Is there any way to solve the dilemma? Isn't it inescapable that busy politicians react only to the latest headlines, rushing from ObamaCare to Libya and then on to nuclear weapons in Iran? There are so many big problems that Congress's limited attention span has no room for merely important things that are chronically broken and should be fixed. They are derisively referred to in Washington as mere "good government" measures.

In most of the rest of the world, as well as in many U.S. states, legislatures use consensus recommendations by nonpartisan bodies of experts to get past this problem. These bodies have many different names: legislative revision commissions, the American Law Institute (ALI), the Administrative Conference of the United States, the European Commission, and the ministries in a parliamentary system.

What they all have in common is that the experts only have influence if they come together and agree on consensus recommendations. If they do, legislatures generally enact their recommendations on a pro forma basis: "If all the experts are agreed, then there isn't anything interesting and worth fighting about here; let's just enact it,"

But isn't that the approach that we just tried in the Bowles-Simpson Commission appointed by President Obama to make recommendations for how to address the deficit? That didn't work, did it? True, but that was a big issue, one that by its nature engaged the attention of politicians.

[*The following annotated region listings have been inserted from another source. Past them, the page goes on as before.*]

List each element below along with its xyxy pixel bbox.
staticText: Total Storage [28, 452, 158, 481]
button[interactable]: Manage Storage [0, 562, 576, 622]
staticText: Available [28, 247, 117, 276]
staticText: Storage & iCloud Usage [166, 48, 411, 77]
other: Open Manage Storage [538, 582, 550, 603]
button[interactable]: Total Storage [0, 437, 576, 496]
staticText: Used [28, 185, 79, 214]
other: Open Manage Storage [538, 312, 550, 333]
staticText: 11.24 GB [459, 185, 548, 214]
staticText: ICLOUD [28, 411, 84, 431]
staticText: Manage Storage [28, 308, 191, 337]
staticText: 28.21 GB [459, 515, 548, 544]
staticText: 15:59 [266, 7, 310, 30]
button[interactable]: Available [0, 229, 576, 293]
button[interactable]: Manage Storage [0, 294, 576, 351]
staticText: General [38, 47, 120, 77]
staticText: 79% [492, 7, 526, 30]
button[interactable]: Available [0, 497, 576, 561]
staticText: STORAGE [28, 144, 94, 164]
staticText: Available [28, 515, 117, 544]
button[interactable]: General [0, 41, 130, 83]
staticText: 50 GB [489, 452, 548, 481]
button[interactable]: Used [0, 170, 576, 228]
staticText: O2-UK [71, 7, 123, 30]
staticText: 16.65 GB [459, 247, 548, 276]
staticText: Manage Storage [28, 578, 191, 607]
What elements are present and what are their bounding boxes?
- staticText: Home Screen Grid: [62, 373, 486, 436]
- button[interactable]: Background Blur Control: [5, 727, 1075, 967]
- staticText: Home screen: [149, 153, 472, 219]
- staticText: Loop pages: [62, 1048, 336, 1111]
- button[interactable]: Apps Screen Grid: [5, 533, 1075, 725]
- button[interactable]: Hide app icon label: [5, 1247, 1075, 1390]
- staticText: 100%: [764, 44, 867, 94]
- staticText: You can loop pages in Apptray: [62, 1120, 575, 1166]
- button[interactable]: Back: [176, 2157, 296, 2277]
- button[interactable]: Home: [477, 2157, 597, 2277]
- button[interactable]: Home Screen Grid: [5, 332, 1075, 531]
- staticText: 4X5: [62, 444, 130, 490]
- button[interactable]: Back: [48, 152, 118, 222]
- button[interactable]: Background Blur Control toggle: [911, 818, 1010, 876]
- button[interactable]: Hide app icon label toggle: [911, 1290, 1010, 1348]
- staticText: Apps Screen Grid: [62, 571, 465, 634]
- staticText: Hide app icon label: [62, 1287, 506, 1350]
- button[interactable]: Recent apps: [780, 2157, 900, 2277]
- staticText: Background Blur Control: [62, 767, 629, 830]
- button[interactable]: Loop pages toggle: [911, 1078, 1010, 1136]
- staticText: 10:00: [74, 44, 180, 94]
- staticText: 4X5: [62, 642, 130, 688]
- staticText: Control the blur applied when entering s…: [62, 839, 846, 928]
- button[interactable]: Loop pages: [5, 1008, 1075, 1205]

The trick is to get consensus recommendations before Congress on moderately important issues that are below the political radar, such as reforming the Toxic Substances Control Act (TSCA), the federal law that regulates chemicals to make sure that they are safe. We last enacted a federal law on that in 1976.

Meanwhile, much of the rest of the world and the progress of science have developed many innovations from which we could learn. Left to its own devices, Congress will never get around to reforming TSCA unless there is a big crisis that suddenly puts chemical safety in the headlines. But there is already a consensus among those of us who are experts in the field on what we should do differently.

Now if there were only some way that we could tell them.